Proof. Suppose $L\colon X\to Y$ is the transformation, $\dim X = n$ , and $\Vert \cdot \Vert_X$ , $\Vert \cdot \Vert_Y$ are the norms on $X$ , $Y$ , respectively. By this result and this result, it suffices to prove that $L\colon X\to L(X)$ is continuous when $L(X)$ is equipped with the topology given by $\Vert \cdot \Vert_Y$ restricted onto $L(X)$ . Also, since continuity and boundedness are equivalent, it suffices to prove that $L$ is bounded.

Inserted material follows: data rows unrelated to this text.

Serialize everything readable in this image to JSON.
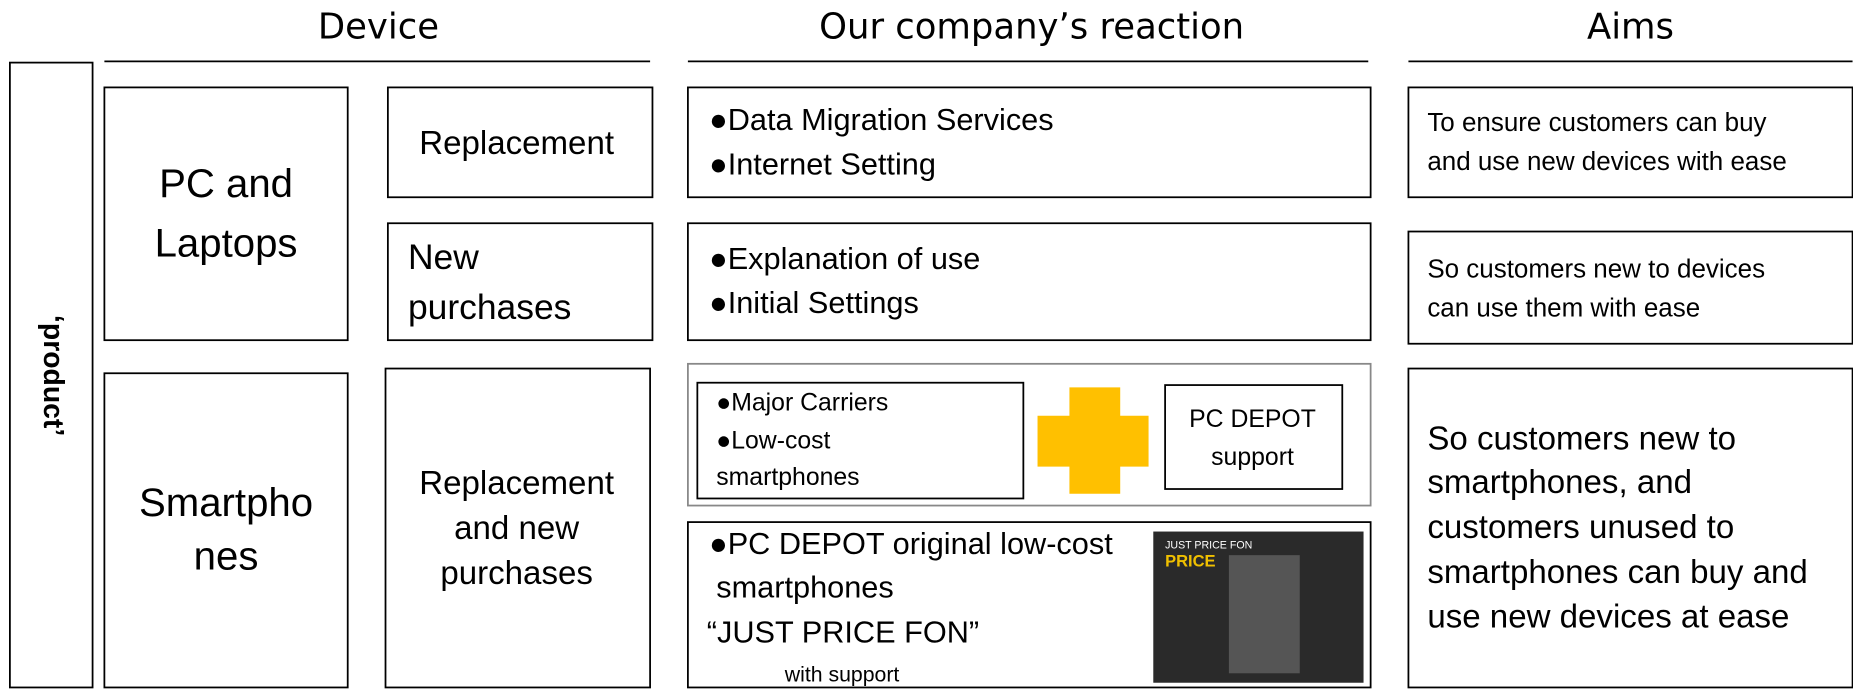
{
  "headers": [
    "Device",
    "Our company’s reaction",
    "Aims"
  ],
  "side_label": "‘product’",
  "devices": [
    {
      "name": [
        "PC and",
        "Laptops"
      ],
      "cases": [
        [
          "Replacement"
        ],
        [
          "New",
          "purchases"
        ]
      ]
    },
    {
      "name": [
        "Smartpho",
        "nes"
      ],
      "cases": [
        [
          "Replacement",
          "and new",
          "purchases"
        ]
      ]
    }
  ],
  "reactions": [
    {
      "lines": [
        "●Data Migration Services",
        "●Internet Setting"
      ]
    },
    {
      "lines": [
        "●Explanation of use",
        "●Initial Settings"
      ]
    },
    {
      "lines": [
        "●Major Carriers",
        "●Low-cost",
        "smartphones"
      ],
      "partner": [
        "PC DEPOT",
        "support"
      ]
    },
    {
      "lines": [
        "●PC DEPOT original low-cost",
        "smartphones",
        "“JUST PRICE FON”",
        "with support"
      ],
      "image_text": [
        "JUST PRICE FON",
        "PRICE"
      ]
    }
  ],
  "aims": [
    [
      "To ensure customers can buy",
      "and use new devices with ease"
    ],
    [
      "So customers new to devices",
      "can use them with ease"
    ],
    [
      "So customers new to",
      "smartphones, and",
      "customers unused to",
      "smartphones can buy and",
      "use new devices at ease"
    ]
  ]
}
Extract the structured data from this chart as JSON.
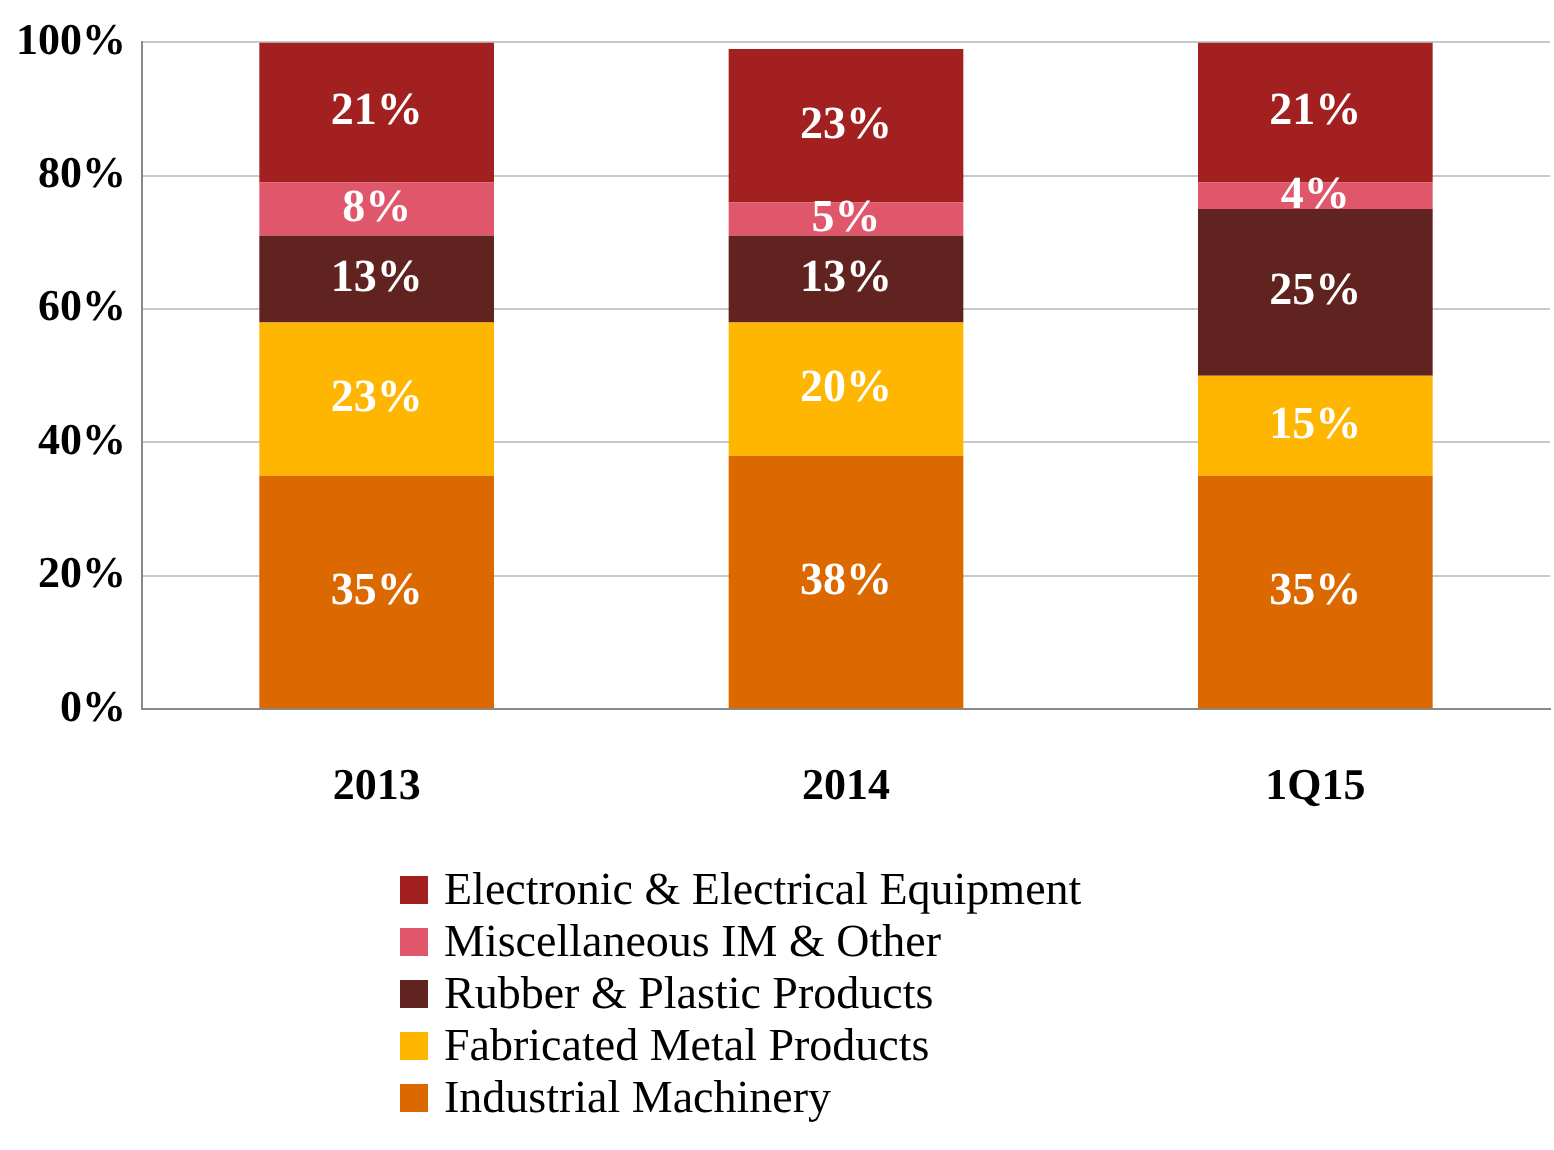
{
  "chart_data": {
    "type": "bar",
    "stacked": true,
    "categories": [
      "2013",
      "2014",
      "1Q15"
    ],
    "series": [
      {
        "name": "Industrial Machinery",
        "color": "#dc6900",
        "values": [
          35,
          38,
          35
        ],
        "value_labels": [
          "35%",
          "38%",
          "35%"
        ]
      },
      {
        "name": "Fabricated Metal Products",
        "color": "#ffb600",
        "values": [
          23,
          20,
          15
        ],
        "value_labels": [
          "23%",
          "20%",
          "15%"
        ]
      },
      {
        "name": "Rubber & Plastic Products",
        "color": "#602320",
        "values": [
          13,
          13,
          25
        ],
        "value_labels": [
          "13%",
          "13%",
          "25%"
        ]
      },
      {
        "name": "Miscellaneous IM & Other",
        "color": "#e0566b",
        "values": [
          8,
          5,
          4
        ],
        "value_labels": [
          "8%",
          "5%",
          "4%"
        ]
      },
      {
        "name": "Electronic & Electrical Equipment",
        "color": "#a32020",
        "values": [
          21,
          23,
          21
        ],
        "value_labels": [
          "21%",
          "23%",
          "21%"
        ]
      }
    ],
    "ylim": [
      0,
      100
    ],
    "yticks": [
      {
        "value": 0,
        "label": "0%"
      },
      {
        "value": 20,
        "label": "20%"
      },
      {
        "value": 40,
        "label": "40%"
      },
      {
        "value": 60,
        "label": "60%"
      },
      {
        "value": 80,
        "label": "80%"
      },
      {
        "value": 100,
        "label": "100%"
      }
    ],
    "grid": "y",
    "legend": "bottom"
  }
}
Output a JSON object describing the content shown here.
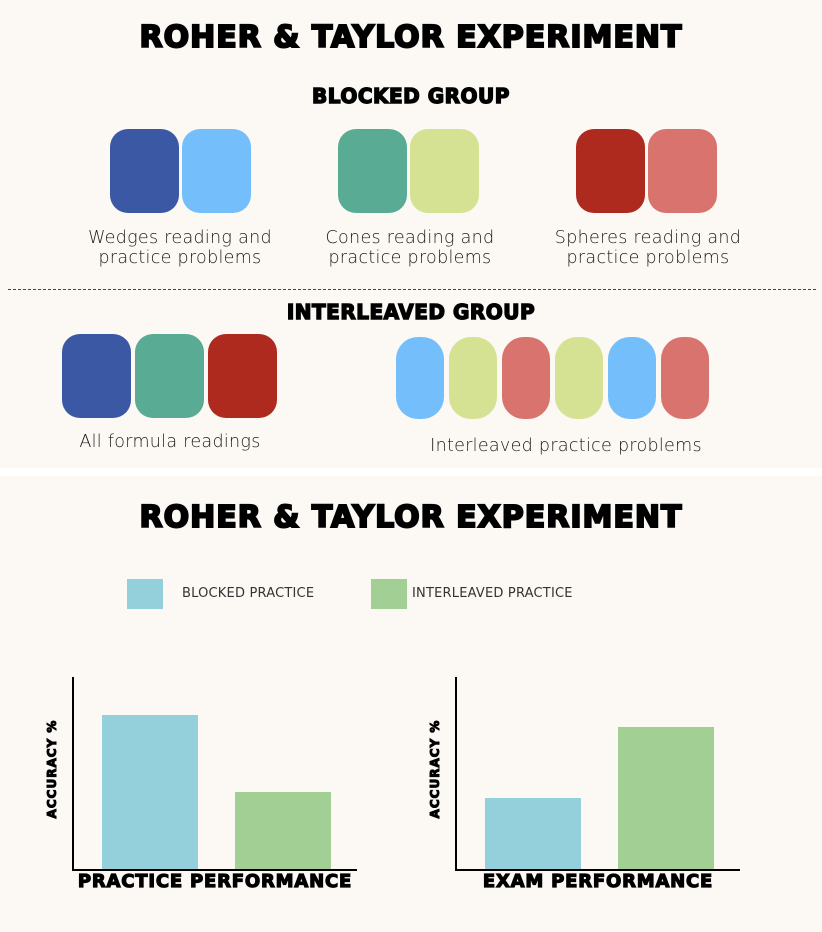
{
  "top": {
    "title": "ROHER & TAYLOR EXPERIMENT",
    "blocked": {
      "heading": "BLOCKED GROUP",
      "groups": [
        {
          "label_line1": "Wedges reading and",
          "label_line2": "practice problems",
          "colors": [
            "#3b58a5",
            "#74bffb"
          ]
        },
        {
          "label_line1": "Cones reading and",
          "label_line2": "practice problems",
          "colors": [
            "#5aab93",
            "#d5e294"
          ]
        },
        {
          "label_line1": "Spheres reading and",
          "label_line2": "practice problems",
          "colors": [
            "#ae2a1f",
            "#d8736e"
          ]
        }
      ]
    },
    "interleaved": {
      "heading": "INTERLEAVED GROUP",
      "readings_label": "All formula readings",
      "readings_colors": [
        "#3b58a5",
        "#5aab93",
        "#ae2a1f"
      ],
      "practice_label": "Interleaved practice problems",
      "practice_colors": [
        "#74bffb",
        "#d5e294",
        "#d8736e",
        "#d5e294",
        "#74bffb",
        "#d8736e"
      ]
    }
  },
  "bottom": {
    "title": "ROHER & TAYLOR EXPERIMENT",
    "legend": [
      {
        "label": "BLOCKED PRACTICE",
        "color": "#94d0dc"
      },
      {
        "label": "INTERLEAVED PRACTICE",
        "color": "#a2cf94"
      }
    ]
  },
  "chart_data": [
    {
      "type": "bar",
      "categories": [
        "BLOCKED PRACTICE",
        "INTERLEAVED PRACTICE"
      ],
      "values": [
        80,
        40
      ],
      "colors": [
        "#94d0dc",
        "#a2cf94"
      ],
      "ylim": [
        0,
        100
      ],
      "title": "",
      "xlabel": "PRACTICE PERFORMANCE",
      "ylabel": "ACCURACY %"
    },
    {
      "type": "bar",
      "categories": [
        "BLOCKED PRACTICE",
        "INTERLEAVED PRACTICE"
      ],
      "values": [
        37,
        74
      ],
      "colors": [
        "#94d0dc",
        "#a2cf94"
      ],
      "ylim": [
        0,
        100
      ],
      "title": "",
      "xlabel": "EXAM PERFORMANCE",
      "ylabel": "ACCURACY %"
    }
  ]
}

Let $e_1,\ldots, e_n$ be a basis for $X$ such that $L$ is invertible on $\operatorname{span} \{e_{1}, \ldots, e_k\}$ and $\operatorname{ker} L = \operatorname{span} \{e_{k+1}, \ldots, e_n\}$ for $k=1,\ldots, n$ . (The zero map is always continuous.) Let $f_i=L(e_i)$ for $i=1,\ldots, k$ , so that $\operatorname{span}\{f_1, \ldots, f_k\}=L(X)$ . Let us define new norms on $X$ and $L(X)$ , \begin{eqnarray*} \Vert x \Vert'_X &=& \sqrt{\sum_{i=1}^n \alpha_i^2},\\ \Vert y \Vert'_X &=& \sqrt{\sum_{i=1}^k \beta_i^2}, \end{eqnarray*}for $x=\sum_{i=1}^n \alpha_i e_i\in X$ and $y=\sum_{i=1}^k \beta_i f_i \in Y$ . Since norms on finite dimensional vector spaces are equivalent, it follows that \begin{eqnarray*} 1/C \Vert x \Vert'_X \le \Vert x \Vert_X \le C \Vert x \Vert'_X, \quad x\in X \\ 1/D \Vert y \Vert'_Y \le \Vert y \Vert_Y \le D \Vert y \Vert'_Y, \quad y\in L(X) \end{eqnarray*}for some constants $C,D>0$ . For $x=\sum_{i=1}^n \alpha_i e_i\in X$ , \begin{eqnarray*} \Vert L(x)\Vert_Y &\le & D \Vert \sum_{i=1}^k \alpha_i f_i \Vert'_Y \\ &=& D \sqrt{\sum_{i=1}^k \alpha_i^2} \\ &\le& D \sqrt{\sum_{i=1}^n \alpha_i^2} \\ &=& D \Vert x \Vert'_X \\ &=& CD \Vert x \Vert_X. \end{eqnarray*}Thus $L\colon X\to L(X)$ is bounded.